Chipotle Mexican Grill (CMG 0.80%) apparently had no problem navigating the coronavirus pandemic as it relied on its digital skills to find ways to serve hungry customers, increasing sales and profits along the way. This positive performance is evident in the share price, which is up 73% in the last three years, despite falling 21% in 2022.
But what’s on the horizon for this Tex-Mex chain? Here are the bear and bull cases for this seemingly unstoppable one restaurant stock.
Lots of reasons to be optimistic
Since many companies have struggled with tough year-on-year comparisons and macroeconomic headwinds like high inflation and interest rates, Chipotle’s growth remains superb. The business grew revenue by 13.7% in the third quarter, with diluted earnings per share rising 28.1%. Same-store sales grew by 7.6%, proving that existing locations are also growing.
Chipotle has continued to lean heavily on its digital foundation. It launched a rewards program in March 2019 that now has 30 million members. To show how impressive this figure is, Starbucksa company that many consider to have the most robust loyalty program, currently has 28.7 million reward members in the United States.
Chipotle’s ongoing goal is to find ways to enhance accessibility and convenience for its customers, allowing them to order their favorite dishes in more ways. The company expects to open 255 to 285 new restaurants in 2023, with 80% having an attached drive-thru. As more customers use digital ordering channels, Chipotle will be able to drive higher sales volume per store, leveraging its fixed costs and boosting profitability.
As for the macroeconomic environment, Chipotle certainly hasn’t been immune from rising costs throughout its business, particularly for things like dairy products, packaging and tortillas. This has the potential to squeeze margins for their restaurants. Chipotle is in such a powerful competitive position that it has been able to raise menu prices several times over the past year and a half. In fact, the margins improved in the last quarter.
“We know our value proposition remains strong, and we had minimal resistance to our price increase in the quarter,” CEO Brian Niccol said on the third-quarter call. It’s hard not to like a business that is barely shows signs of weakness right now.

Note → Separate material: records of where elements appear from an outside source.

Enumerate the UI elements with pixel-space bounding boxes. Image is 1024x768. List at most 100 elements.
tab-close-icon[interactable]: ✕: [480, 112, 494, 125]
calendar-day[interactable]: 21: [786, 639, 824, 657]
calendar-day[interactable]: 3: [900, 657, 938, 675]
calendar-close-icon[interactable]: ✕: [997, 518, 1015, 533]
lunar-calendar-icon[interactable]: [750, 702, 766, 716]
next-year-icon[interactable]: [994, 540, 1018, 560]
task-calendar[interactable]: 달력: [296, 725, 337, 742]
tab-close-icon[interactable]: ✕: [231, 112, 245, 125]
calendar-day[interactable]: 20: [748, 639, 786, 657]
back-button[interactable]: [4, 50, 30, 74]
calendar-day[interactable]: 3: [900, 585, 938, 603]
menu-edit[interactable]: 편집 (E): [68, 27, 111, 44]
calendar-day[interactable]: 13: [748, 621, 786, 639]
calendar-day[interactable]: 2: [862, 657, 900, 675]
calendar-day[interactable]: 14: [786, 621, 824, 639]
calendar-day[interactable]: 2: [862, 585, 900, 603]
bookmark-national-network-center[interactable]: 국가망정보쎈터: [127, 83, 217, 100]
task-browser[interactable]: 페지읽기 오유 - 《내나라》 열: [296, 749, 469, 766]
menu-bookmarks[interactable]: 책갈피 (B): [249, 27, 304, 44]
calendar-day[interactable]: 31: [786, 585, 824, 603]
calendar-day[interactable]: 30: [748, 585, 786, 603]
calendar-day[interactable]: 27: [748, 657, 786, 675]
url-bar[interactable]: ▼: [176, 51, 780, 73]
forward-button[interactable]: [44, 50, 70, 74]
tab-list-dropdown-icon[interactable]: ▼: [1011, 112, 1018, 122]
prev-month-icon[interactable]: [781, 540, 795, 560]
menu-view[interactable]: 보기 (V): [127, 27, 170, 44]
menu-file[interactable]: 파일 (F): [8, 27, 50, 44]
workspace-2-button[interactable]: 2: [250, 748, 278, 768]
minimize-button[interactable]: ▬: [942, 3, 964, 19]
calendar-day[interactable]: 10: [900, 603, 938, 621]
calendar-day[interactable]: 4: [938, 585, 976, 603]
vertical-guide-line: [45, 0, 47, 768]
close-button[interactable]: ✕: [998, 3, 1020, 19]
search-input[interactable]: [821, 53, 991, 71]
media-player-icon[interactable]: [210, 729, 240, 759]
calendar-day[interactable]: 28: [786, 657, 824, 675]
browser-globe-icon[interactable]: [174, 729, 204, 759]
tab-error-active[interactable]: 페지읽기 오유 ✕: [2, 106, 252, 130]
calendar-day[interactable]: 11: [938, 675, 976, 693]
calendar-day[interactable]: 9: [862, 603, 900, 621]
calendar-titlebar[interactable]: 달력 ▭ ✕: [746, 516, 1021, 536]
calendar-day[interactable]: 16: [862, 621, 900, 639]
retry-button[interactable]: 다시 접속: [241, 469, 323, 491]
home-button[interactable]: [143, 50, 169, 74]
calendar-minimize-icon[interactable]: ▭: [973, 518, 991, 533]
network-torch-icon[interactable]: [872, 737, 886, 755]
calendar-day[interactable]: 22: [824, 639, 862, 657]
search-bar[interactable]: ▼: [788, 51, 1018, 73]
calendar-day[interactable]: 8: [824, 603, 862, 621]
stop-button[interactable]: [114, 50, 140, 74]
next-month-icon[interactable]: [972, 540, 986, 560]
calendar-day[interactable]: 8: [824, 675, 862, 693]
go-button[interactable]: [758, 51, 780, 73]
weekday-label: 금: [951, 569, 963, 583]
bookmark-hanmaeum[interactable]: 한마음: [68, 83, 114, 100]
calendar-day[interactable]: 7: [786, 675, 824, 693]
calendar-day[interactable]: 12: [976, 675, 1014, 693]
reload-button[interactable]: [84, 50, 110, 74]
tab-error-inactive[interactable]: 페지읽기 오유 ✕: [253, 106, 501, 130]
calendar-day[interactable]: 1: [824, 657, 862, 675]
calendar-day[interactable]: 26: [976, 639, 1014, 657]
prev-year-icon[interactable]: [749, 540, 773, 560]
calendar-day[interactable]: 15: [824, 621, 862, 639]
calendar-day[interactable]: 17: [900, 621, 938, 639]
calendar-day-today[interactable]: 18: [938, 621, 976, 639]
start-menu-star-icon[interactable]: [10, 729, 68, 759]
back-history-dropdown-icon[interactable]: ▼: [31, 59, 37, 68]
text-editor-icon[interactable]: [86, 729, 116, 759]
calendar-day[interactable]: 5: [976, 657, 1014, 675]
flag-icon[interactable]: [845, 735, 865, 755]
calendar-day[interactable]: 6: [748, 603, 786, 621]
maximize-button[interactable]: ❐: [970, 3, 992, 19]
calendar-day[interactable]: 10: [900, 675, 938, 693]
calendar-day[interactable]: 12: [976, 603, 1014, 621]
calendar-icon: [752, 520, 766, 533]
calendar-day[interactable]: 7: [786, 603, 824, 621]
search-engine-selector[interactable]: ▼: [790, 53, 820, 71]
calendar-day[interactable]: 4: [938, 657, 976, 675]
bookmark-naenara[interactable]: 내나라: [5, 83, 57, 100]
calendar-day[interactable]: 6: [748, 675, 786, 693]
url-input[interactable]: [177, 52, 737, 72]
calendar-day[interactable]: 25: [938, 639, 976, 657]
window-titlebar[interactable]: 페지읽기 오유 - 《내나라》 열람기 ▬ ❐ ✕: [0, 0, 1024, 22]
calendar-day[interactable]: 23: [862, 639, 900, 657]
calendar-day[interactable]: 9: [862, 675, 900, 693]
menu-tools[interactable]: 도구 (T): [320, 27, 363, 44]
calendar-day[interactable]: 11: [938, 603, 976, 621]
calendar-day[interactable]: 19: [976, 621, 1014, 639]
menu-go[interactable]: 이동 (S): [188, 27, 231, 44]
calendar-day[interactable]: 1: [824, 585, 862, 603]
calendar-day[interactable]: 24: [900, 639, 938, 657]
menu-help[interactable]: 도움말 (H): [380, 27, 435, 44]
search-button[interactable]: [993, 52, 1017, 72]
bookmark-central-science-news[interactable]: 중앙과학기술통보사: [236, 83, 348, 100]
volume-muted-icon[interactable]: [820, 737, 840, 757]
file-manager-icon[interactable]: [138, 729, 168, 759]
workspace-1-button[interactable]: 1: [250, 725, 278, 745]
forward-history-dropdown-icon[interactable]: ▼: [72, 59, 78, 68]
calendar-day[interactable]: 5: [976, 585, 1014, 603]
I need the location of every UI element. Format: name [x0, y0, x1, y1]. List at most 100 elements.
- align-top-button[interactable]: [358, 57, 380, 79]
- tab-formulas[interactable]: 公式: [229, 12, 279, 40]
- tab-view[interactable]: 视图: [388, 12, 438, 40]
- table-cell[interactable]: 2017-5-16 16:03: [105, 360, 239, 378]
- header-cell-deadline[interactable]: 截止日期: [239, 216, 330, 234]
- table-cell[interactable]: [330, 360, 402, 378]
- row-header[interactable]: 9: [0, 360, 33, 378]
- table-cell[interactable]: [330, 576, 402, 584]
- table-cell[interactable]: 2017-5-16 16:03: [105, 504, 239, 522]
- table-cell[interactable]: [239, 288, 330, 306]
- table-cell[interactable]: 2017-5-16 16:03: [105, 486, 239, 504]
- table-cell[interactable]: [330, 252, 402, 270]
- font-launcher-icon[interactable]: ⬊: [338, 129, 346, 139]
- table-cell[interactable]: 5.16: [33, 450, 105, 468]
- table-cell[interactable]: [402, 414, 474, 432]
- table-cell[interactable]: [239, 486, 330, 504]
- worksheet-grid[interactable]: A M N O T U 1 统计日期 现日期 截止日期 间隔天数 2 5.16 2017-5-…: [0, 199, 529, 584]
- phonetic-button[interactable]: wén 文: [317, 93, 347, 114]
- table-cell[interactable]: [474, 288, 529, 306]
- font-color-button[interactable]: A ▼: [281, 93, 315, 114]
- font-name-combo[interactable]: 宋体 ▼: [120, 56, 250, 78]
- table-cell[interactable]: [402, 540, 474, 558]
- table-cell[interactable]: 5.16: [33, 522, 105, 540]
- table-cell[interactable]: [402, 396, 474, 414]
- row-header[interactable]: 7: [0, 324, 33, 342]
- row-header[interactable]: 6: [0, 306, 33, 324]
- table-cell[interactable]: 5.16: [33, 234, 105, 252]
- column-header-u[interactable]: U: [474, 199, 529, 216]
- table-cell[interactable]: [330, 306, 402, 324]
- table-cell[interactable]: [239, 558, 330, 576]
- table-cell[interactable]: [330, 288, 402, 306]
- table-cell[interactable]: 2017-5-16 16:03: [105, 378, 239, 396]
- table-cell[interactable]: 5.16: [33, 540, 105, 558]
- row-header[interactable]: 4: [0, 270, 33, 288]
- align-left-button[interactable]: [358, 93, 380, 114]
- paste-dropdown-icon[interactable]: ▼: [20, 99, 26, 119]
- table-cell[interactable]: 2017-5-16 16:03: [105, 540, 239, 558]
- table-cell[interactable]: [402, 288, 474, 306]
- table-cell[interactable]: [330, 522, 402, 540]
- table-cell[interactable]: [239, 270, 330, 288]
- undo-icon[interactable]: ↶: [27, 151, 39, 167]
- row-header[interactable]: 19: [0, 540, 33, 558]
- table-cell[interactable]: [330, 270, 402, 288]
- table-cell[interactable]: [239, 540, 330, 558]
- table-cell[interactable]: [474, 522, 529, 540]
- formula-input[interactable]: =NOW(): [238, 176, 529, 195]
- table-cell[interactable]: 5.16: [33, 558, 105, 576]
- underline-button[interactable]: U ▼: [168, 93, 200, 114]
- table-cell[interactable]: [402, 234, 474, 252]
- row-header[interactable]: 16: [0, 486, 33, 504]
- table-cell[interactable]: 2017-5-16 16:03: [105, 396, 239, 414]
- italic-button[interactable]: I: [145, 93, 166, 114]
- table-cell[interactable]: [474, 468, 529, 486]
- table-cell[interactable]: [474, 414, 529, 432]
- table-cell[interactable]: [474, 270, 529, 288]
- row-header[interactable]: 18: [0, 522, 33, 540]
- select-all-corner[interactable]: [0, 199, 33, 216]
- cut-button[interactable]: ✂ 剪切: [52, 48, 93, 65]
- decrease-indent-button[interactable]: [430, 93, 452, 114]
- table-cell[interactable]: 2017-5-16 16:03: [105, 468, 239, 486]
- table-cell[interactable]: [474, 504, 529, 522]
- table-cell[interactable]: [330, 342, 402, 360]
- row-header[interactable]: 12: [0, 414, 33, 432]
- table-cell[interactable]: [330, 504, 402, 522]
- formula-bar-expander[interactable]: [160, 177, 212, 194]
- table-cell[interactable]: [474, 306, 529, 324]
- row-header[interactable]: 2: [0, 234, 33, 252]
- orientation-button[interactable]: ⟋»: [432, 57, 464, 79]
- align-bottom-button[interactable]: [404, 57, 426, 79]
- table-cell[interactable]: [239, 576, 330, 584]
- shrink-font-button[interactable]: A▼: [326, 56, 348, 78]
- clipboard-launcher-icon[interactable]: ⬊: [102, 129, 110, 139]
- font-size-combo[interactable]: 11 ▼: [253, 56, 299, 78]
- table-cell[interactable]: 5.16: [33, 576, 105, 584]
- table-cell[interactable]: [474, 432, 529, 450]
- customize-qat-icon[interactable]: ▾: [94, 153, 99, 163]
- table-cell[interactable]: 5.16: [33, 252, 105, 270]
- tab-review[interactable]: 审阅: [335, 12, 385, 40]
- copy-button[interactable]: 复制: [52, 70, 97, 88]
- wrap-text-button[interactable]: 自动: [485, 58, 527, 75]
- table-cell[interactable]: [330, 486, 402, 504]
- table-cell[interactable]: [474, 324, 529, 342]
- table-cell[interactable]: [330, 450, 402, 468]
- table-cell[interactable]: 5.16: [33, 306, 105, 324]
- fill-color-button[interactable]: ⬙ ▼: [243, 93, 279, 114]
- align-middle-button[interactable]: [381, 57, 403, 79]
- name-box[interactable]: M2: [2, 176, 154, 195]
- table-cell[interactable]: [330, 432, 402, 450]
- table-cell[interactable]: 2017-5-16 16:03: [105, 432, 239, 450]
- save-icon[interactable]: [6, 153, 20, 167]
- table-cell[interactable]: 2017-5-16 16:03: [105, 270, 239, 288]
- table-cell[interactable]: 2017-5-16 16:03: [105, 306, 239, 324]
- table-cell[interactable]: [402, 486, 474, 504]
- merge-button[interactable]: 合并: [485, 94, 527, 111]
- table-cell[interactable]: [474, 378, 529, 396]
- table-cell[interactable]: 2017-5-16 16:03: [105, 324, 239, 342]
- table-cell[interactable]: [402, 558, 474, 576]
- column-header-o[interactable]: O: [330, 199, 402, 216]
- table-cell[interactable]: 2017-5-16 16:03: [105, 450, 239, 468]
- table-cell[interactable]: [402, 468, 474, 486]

While Chipotle has shown it can continue to post solid growth amid a softer economy, it’s hard not to imagine a scenario where the company isn’t hurt if the U.S. enters a full-blown recession this year.
In fact, transaction counts decreased 1% in the most recent quarter, according to Niccol. Management will closely follow this trend, which has been boosted by lower-income consumers frequenting Chipotle less often.
Research by the UK’s Institute for Fiscal Studies has found that consumers focus more on grocery shopping and eating at home when times are tough. Therefore, such changes in consumer behavior will certainly affect Chipotle’s revenues in the near term.
I mentioned earlier how the chain has successfully raised menu prices several times, with no apparent impact on sales. Management does not hesitate to emphasize how great the company’s value proposition is for customers, which has made raising prices an easy strategy.
But there is always a risk that it pushes this advantage too much and alienates customers in the process. If input costs continue to rise, the leadership team will be faced with tougher decisions about how to balance profitability with growth.
Perhaps the most important argument for Chipotle is the current stock valuation. As of this writing, shares are traded at a price-to-earnings ratio of 48. It is much more expensive than its restaurant partners. And it leaves no margin of safety for investors looking to get satisfactory returns in the next few years, no matter how much the company’s growth potential is.
Chipotle’s stock returns in 5 years have not been spectacular, but shareholders must evaluate the positives and negatives.